Start with the comparison rate and an estimated five-year total cost, not teaser rates or cashback marketing. Moneysmart explains that a comparison rate combines the interest rate and most fees into a single percentage, helping you compare products more fairly.

Column What to Record

 

Lender / Product Full product name
Interest Rate Variable or fixed
Comparison Rate Apples-to-apples cost figure
Upfront and Ongoing Fees Application, valuation, package, annual
Estimated LMI Lenders mortgage insurance, most relevant for sub-20% deposits on units
5-Year Total Cost Repayments plus fees, based on stated assumptions

 

Ask the broker to annotate the table with a short Best Interests Duty rationale, including which features matter to you and which trade-offs they rejected. If one option relies on cashback, insist on a second option without cashback and a written view on which wins over five years.

 

Your Decision Framework: A Weighted Scorecard

A scorecard keeps you consistent when two brokers are both likeable and responsive.

Score each broker out of 100 using weights such as: Best Interests Duty process evidence (25%), apartment and Artarmon experience (20%), clarity of comparisons (15%), panel breadth and scenario fit (15%), communication speed and documentation quality (15%), and fee and commission transparency (10%).

Score immediately after each call, then file their written answers and comparison table. A clear second-place broker is still useful as a sense check before you commit.

 

If Things Go Wrong: Your Escalation Path

If something feels off, escalate in writing and keep records, because documentation decides outcomes.

Start with the broker’s internal dispute resolution process and keep dates, emails, and copies of documents provided. If unresolved, lodge a complaint with AFCA for free, independent dispute resolution. Moneysmart confirms you can escalate unresolved issues to AFCA at no cost.

 

Next Steps: Verify Today, Shortlist Tonigh

Run the ASIC and AFCA checks, shortlist two or three brokers with unit experience, and send one consistent brief to each.

Then choose the broker who provides the cleanest written comparison, explains the apartment risks without prompting, and can show how they meet the Best Interests Duty. If your search runs longer than a month, request refreshed comparisons, because rates and policies shift quickly.

 

FAQ

These quick answers cover the questions that usually determine whether a broker is the right fit.

 

Do brokers charge borrowers?

Usually no, because most brokers are paid by lenders via upfront and trail commissions. Some charge a client fee, and you should request a written Credit Quote before agreeing to it.

 

Is a bank loan officer subject to the Best Interests Duty?

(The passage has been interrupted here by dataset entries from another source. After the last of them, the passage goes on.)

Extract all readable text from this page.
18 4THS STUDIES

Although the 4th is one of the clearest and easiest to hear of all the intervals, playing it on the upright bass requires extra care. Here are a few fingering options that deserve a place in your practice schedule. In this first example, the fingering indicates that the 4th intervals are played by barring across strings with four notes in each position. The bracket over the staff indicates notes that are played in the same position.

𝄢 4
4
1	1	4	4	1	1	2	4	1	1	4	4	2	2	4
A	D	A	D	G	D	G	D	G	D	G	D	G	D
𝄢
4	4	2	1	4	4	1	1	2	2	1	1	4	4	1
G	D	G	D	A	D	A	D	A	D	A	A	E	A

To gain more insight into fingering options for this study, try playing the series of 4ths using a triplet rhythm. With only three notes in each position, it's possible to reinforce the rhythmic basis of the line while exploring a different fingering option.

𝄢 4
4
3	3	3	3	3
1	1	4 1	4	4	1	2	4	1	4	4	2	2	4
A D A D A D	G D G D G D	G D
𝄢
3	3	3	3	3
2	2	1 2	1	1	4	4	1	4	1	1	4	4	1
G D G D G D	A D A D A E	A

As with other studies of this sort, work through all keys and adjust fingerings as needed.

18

No. The Best Interests Duty applies to mortgage brokers providing consumer credit assistance, not to bank staff selling their own bank’s products.

 

How many lenders should be on a broker’s panel?

More isn’t always better. What matters is whether the panel includes lenders that fit your property type, deposit, and income profile, and whether the broker can explain any gaps.

 

What is a comparison rate, and why does it matter?

It combines the headline interest rate and most fees into one percentage, so you can compare loans on a more equal footing. It’s still a guide, so pair it with a five-year cost estimate based on your assumptions.

 

How do I check a broker’s licence?

Use ASIC’s Professional Registers to search the Credit Licensee or Credit Representative register. Confirm the status is current and the details match the broker’s disclosures.

 

What if the broker won’t provide alternatives?

Treat it as a red flag. Ask for at least two options and a written Best Interests Duty rationale, and if they refuse, move on before you share sensitive documents.

 

Can I switch brokers mid-process?

Yes, but coordinate carefully to avoid duplicated credit enquiries and duplicated valuations. If possible, switch before the application is submitted, unless you suspect misconduct.

 

Who handles complaints about brokers?

Start with the brokerage’s internal dispute process. If unresolved, AFCA can handle complaints and provide independent resolution.